Hollis specifically cited the Sixth Amendment of the U.S. Constitution, which insures the accused the right to a speedy and public trial and to be confronted with the witnesses against him.
Rep. Malinda White, D-Bogalusa, said she has also received tickets of that sort and questioned why Hollis was afraid of these cameras. “I didn’t like receiving the tickets,” she said. “[But] you shouldn’t be afraid when you’re following the law.”
White said she is more concerned about distracted drivers on the highway.
One supporter of the bill argued that data shows the speeding cameras exponentially distract drivers, increasing rear-end collisions by 700 percent.
“Why would you be turning around looking at cameras...if you’re not doing anything wrong?” Rep. Barbara Norton, D-Shreveport, asked.
John Gallagher, executive director of the Louisiana Municipal Association, argued that the bill indicts local authority and the law does not prevent anyone from taking photos of drivers with their phone cameras.
A retired Baker police chief representing the Louisiana Association of Chiefs of Police said the cameras do in fact slow traffic and lessen speed-related accidents by 80 percent.
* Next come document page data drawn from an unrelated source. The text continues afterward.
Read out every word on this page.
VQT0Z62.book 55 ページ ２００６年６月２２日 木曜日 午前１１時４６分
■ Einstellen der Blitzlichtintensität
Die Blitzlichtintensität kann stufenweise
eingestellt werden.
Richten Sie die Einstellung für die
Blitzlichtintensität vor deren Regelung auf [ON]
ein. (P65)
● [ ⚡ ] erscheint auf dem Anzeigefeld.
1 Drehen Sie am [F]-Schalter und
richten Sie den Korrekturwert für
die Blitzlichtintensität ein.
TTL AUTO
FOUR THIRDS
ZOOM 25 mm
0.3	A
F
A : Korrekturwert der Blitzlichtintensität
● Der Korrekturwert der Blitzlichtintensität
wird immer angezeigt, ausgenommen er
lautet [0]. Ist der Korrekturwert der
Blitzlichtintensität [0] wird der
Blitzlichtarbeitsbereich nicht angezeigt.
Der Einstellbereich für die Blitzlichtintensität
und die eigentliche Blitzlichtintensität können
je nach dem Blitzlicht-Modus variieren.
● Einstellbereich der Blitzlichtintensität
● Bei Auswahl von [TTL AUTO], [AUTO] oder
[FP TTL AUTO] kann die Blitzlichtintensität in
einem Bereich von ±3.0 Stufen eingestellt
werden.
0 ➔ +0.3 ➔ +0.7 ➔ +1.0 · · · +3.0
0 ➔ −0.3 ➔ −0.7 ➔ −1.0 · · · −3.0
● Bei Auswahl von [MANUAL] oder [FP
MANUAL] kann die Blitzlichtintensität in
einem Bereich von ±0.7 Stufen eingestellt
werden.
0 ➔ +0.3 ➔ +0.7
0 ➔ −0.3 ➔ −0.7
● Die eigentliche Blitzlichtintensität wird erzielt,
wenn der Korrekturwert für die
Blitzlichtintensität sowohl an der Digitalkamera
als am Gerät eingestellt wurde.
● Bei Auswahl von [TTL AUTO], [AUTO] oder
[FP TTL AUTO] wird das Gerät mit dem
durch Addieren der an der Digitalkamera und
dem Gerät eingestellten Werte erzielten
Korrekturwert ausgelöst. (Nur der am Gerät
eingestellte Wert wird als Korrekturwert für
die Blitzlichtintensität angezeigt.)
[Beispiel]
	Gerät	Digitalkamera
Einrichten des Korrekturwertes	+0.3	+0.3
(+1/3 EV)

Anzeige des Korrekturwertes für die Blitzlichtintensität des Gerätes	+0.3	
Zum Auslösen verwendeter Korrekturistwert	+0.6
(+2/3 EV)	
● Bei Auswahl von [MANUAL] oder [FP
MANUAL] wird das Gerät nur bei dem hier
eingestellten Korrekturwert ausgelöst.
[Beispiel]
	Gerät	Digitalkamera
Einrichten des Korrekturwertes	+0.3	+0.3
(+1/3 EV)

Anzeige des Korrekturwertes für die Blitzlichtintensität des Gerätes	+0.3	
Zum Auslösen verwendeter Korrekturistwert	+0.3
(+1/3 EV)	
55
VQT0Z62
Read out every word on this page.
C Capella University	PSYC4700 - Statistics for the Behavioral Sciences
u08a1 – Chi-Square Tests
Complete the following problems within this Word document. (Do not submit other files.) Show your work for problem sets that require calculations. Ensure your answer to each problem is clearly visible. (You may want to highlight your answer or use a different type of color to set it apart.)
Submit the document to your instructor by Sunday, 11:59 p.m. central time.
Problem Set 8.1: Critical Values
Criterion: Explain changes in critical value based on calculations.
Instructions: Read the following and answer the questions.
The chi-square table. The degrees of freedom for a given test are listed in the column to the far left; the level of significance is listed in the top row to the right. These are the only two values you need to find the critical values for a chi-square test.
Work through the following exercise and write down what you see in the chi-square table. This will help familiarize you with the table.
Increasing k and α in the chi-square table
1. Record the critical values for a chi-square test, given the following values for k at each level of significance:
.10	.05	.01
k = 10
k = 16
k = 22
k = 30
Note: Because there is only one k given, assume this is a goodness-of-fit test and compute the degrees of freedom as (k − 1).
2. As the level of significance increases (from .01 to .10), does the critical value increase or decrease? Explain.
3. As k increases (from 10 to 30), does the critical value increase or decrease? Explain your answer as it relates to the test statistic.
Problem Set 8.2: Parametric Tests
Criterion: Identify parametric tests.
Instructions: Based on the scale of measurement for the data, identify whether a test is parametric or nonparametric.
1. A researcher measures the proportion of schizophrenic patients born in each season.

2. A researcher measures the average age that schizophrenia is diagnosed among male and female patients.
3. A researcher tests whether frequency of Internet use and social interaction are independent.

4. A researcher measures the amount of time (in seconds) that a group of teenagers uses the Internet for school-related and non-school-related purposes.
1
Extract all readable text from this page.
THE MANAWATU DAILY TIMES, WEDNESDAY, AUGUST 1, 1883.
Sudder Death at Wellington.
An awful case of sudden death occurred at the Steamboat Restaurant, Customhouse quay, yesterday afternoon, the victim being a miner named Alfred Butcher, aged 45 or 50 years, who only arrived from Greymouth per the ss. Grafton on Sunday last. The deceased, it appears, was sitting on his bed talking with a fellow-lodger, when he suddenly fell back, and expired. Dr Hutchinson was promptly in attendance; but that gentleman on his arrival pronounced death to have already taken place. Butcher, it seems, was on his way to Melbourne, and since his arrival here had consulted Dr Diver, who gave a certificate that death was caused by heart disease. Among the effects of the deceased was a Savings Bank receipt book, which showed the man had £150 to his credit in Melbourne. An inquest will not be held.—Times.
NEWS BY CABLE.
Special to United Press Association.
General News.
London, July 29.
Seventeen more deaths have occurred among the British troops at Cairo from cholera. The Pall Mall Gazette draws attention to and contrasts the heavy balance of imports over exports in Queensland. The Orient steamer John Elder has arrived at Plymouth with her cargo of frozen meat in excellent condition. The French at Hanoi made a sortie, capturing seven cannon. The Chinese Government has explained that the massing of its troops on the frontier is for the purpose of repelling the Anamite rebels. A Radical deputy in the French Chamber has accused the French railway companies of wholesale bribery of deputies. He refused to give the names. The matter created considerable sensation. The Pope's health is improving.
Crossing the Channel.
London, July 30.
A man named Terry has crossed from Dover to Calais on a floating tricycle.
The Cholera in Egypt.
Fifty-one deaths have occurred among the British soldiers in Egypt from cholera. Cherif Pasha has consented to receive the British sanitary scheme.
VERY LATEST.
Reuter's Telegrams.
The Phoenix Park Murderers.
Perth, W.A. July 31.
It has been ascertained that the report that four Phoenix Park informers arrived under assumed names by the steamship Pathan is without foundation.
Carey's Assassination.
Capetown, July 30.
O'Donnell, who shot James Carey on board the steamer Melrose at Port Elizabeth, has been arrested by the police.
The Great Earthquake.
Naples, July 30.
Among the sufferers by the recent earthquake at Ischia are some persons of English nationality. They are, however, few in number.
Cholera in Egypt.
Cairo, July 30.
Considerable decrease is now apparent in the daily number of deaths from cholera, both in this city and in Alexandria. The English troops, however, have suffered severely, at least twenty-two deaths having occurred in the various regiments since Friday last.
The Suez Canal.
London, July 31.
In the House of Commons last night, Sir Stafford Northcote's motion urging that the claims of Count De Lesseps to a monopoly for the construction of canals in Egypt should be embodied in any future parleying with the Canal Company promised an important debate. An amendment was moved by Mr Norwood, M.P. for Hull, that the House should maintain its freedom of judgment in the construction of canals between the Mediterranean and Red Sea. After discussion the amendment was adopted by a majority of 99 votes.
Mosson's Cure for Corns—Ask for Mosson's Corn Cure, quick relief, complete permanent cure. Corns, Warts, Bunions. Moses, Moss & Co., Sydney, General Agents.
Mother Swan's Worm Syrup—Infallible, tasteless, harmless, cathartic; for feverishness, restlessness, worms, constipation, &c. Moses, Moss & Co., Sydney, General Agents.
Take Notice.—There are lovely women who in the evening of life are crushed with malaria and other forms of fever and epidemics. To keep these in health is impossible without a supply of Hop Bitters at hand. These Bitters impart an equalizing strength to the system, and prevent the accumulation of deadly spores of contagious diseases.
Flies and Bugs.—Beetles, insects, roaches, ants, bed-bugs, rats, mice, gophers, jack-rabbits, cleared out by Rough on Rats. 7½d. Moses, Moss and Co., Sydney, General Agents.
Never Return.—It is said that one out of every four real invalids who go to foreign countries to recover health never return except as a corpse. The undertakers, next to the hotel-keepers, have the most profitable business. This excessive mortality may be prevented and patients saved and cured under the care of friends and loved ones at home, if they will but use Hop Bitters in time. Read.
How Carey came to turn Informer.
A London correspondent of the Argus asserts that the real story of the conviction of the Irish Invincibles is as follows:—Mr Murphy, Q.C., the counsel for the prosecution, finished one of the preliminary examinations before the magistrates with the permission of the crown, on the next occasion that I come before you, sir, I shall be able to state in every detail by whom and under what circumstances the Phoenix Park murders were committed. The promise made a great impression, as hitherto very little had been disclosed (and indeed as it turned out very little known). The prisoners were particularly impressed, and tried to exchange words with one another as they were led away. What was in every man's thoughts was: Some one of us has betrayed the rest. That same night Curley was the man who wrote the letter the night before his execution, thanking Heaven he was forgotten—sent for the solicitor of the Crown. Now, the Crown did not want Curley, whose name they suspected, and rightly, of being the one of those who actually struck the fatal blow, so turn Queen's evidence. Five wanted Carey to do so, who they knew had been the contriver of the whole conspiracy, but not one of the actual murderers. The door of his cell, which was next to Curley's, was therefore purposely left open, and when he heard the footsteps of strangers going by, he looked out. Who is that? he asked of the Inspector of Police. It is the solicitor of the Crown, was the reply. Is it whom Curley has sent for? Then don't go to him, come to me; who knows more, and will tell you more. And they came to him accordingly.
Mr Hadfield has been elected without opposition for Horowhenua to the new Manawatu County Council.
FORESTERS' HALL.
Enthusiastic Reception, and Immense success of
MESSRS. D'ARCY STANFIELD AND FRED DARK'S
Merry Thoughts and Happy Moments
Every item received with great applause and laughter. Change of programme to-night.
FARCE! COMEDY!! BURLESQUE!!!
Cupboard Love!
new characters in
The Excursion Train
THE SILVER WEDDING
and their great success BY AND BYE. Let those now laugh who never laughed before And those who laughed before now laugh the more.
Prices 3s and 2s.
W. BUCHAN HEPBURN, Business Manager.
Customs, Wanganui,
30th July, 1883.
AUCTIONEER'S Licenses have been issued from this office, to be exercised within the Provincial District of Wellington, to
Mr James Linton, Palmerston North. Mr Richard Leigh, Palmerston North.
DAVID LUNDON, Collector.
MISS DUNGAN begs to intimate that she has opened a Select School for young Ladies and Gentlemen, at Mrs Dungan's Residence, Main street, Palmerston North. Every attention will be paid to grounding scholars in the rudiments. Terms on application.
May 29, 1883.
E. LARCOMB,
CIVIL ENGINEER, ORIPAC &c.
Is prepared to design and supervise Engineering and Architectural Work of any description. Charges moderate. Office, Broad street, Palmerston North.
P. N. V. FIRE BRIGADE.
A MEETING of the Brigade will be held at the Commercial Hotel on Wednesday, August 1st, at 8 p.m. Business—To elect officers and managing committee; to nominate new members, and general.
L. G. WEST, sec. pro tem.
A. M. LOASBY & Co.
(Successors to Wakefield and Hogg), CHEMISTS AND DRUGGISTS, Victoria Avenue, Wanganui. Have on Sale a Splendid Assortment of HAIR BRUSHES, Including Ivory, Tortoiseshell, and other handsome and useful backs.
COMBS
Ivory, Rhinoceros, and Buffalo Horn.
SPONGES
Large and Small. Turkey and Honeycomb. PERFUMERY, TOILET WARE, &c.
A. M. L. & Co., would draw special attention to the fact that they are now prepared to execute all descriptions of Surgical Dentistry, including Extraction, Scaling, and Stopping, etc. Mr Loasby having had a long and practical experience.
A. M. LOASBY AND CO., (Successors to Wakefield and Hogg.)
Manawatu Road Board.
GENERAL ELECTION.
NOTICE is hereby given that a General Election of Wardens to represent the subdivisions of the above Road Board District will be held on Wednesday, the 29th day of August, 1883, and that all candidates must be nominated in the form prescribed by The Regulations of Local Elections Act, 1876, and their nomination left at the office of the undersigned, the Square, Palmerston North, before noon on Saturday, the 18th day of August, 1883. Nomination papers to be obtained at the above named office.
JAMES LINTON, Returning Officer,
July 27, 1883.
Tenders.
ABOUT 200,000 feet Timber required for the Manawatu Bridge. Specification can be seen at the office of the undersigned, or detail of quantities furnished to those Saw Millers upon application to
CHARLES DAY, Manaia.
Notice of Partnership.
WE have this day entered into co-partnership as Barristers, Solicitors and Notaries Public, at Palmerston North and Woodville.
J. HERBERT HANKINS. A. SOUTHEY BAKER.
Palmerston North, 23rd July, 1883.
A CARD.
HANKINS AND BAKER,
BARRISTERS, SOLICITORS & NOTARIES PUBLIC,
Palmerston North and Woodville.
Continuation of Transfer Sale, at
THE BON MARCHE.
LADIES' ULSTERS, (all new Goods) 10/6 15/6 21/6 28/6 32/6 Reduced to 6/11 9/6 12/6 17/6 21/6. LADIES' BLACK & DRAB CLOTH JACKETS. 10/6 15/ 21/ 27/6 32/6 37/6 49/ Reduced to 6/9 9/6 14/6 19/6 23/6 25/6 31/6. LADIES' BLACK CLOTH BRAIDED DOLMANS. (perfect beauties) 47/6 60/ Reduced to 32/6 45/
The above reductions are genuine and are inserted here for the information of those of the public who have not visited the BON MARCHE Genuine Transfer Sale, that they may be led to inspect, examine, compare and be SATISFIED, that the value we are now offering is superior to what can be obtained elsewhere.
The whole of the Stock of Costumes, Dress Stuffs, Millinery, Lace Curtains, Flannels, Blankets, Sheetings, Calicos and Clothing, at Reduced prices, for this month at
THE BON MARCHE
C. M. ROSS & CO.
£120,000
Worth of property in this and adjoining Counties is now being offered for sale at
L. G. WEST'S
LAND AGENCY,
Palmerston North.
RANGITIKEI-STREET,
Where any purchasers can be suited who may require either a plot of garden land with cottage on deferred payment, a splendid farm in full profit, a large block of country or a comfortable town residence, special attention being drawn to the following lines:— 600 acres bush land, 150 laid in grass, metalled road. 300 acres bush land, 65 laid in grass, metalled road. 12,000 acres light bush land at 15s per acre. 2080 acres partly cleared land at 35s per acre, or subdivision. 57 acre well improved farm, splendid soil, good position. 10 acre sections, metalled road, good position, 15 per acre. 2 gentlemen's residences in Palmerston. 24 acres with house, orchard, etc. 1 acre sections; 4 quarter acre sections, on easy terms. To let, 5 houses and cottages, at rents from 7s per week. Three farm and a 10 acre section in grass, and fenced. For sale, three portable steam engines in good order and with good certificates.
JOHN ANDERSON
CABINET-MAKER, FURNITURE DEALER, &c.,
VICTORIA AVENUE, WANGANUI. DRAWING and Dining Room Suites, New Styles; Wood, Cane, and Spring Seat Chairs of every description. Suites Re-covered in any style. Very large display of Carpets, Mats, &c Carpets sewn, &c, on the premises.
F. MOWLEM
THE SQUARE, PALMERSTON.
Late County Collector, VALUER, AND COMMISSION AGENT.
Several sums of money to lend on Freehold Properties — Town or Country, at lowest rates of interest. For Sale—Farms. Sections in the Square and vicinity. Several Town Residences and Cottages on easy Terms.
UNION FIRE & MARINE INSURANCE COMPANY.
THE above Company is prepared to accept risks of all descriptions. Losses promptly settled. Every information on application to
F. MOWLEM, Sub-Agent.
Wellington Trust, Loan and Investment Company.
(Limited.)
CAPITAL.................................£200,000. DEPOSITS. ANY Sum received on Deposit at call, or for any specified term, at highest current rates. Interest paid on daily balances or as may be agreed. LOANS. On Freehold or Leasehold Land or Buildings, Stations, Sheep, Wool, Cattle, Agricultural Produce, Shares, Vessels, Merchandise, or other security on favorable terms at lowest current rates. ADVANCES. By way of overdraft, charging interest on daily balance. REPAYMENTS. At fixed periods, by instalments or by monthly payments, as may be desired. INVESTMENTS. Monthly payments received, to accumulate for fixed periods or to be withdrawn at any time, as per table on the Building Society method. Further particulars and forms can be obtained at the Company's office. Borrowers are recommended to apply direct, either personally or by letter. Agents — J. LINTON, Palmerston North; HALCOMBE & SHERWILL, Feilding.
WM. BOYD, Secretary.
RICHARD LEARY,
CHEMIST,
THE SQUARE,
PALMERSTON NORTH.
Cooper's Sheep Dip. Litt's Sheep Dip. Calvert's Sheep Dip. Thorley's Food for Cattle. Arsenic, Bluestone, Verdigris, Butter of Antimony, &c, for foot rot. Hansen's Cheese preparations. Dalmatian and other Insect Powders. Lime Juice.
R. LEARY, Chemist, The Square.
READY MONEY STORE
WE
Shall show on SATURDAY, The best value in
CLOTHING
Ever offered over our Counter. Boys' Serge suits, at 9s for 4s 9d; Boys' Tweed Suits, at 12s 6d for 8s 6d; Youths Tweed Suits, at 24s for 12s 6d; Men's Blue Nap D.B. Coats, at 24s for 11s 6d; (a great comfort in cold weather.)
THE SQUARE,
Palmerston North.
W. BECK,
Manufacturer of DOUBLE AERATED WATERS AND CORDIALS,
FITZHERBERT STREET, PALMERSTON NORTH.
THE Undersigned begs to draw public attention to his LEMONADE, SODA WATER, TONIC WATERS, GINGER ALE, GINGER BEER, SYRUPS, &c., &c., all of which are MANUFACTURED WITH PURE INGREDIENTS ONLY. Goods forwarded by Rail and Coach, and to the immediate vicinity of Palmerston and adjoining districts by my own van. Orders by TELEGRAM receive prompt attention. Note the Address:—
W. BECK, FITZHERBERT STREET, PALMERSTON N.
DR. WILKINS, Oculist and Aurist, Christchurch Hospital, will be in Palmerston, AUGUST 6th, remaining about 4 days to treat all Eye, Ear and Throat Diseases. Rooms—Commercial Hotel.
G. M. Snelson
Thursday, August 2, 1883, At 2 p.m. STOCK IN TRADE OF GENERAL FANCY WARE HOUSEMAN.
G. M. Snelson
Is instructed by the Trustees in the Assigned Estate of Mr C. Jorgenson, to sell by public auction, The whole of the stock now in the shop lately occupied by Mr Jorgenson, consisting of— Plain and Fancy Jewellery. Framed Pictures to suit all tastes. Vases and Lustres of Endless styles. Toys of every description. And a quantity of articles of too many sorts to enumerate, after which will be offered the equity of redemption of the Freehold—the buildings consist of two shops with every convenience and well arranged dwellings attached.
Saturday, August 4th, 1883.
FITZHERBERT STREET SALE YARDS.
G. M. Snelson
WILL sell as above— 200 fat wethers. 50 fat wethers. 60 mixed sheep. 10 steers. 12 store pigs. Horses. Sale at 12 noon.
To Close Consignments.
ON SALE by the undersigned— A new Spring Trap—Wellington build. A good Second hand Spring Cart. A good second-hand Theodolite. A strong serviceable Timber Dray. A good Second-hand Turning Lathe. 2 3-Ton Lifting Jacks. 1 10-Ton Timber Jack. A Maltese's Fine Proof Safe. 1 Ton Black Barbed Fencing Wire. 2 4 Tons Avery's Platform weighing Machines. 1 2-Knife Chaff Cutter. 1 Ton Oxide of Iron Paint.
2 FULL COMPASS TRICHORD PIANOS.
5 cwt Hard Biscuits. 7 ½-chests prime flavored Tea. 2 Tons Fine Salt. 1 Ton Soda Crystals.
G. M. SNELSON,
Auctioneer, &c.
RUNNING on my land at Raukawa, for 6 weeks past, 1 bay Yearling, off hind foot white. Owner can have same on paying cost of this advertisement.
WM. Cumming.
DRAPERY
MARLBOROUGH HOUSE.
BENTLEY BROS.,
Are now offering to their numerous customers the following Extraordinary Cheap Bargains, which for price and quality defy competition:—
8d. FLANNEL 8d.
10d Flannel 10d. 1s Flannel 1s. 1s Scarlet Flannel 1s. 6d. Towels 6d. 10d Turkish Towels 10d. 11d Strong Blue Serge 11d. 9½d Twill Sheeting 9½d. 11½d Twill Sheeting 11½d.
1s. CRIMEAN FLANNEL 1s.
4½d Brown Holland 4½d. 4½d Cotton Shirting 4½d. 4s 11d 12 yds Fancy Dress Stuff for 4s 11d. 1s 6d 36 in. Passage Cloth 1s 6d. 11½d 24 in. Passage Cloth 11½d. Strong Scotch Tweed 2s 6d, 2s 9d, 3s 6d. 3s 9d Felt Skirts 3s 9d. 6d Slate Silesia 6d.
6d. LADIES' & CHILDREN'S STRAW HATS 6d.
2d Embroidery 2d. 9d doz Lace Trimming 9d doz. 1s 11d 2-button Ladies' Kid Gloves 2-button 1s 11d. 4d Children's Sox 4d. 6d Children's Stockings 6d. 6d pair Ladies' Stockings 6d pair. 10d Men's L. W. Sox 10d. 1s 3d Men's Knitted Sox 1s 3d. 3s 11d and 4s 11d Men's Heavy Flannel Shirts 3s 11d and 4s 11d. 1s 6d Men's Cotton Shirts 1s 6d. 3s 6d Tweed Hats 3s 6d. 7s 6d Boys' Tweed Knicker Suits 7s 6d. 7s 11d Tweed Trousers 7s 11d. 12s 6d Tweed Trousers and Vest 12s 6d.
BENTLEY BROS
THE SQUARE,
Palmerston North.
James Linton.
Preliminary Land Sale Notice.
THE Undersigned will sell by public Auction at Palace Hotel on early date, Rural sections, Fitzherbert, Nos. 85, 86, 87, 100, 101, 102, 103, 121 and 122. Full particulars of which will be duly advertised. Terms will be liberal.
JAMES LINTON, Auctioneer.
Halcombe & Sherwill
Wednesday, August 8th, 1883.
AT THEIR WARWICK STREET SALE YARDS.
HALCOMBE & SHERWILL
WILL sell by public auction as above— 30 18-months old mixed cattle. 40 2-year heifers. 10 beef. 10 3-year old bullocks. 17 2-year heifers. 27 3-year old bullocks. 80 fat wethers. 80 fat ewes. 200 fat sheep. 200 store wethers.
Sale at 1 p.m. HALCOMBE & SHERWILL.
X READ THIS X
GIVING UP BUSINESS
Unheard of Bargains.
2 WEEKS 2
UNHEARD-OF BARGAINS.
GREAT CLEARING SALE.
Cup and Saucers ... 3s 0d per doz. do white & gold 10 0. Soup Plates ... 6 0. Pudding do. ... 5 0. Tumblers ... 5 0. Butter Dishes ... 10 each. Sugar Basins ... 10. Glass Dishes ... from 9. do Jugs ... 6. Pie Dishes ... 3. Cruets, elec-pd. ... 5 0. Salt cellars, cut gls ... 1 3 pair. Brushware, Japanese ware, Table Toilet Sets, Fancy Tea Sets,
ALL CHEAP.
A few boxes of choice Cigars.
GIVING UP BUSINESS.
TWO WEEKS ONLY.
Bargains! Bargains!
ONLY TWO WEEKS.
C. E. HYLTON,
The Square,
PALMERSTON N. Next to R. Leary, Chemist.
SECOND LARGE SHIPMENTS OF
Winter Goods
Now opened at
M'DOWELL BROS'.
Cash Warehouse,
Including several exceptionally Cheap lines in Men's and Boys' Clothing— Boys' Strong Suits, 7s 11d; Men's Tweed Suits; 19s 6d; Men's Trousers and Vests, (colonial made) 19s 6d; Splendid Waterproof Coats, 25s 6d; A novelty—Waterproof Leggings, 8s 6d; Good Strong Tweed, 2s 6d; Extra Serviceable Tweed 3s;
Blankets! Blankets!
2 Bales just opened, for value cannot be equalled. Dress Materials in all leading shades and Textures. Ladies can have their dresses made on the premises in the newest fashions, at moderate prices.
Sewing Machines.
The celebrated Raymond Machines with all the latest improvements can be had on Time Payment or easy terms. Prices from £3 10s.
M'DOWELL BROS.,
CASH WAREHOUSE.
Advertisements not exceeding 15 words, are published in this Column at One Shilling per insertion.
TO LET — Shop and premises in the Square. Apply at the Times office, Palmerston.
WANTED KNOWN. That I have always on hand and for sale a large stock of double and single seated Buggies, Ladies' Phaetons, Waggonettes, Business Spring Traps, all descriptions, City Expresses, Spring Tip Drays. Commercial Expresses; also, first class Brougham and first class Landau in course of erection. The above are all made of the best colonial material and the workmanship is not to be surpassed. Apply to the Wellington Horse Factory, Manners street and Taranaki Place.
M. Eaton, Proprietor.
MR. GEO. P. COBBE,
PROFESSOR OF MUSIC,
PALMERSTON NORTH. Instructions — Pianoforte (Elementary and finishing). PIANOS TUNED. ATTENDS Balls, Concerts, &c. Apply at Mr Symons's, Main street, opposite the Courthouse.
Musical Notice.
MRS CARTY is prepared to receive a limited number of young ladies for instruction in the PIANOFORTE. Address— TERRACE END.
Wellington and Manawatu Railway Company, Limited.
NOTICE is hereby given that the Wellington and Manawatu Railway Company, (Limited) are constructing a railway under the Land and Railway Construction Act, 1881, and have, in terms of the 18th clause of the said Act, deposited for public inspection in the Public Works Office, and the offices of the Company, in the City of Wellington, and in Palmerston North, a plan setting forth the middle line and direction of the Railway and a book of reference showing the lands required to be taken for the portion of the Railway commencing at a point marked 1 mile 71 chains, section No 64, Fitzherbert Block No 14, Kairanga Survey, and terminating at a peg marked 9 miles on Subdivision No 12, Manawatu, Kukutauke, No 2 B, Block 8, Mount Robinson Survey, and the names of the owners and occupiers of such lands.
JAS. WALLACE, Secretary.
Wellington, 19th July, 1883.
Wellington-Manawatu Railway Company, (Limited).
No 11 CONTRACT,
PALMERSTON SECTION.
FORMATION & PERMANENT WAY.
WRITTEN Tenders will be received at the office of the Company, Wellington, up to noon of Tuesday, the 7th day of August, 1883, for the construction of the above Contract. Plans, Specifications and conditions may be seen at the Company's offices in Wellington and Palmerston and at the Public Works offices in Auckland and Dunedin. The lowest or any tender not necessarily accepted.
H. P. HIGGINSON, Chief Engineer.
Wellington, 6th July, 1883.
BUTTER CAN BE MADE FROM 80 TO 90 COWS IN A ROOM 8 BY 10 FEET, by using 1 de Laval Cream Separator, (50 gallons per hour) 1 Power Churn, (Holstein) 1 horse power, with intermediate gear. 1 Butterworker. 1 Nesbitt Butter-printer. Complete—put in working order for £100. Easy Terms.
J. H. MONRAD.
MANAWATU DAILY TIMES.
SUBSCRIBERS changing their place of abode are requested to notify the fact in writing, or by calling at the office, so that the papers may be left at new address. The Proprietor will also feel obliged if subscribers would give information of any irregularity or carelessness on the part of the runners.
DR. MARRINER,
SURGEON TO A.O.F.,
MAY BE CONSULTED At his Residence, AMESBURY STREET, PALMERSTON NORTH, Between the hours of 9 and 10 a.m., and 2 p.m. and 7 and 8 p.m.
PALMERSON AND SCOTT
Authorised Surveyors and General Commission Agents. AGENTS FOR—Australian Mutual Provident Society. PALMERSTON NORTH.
New Orleans Police Department Lt. Anthony Micheu, who works for the city police Traffic Division, said 82 percent of those in his city who pay the tickets once never have to pay a ticket again. “It’s not like our economy is going to fail because of these cameras,” he said.
Hollis argued otherwise. He said the cameras “dramatically” hurt tourism.
Rep. Terry Brown, I-Colfax, was the only one who voted in favor of the bill. “Each case should be handled individually,” he said.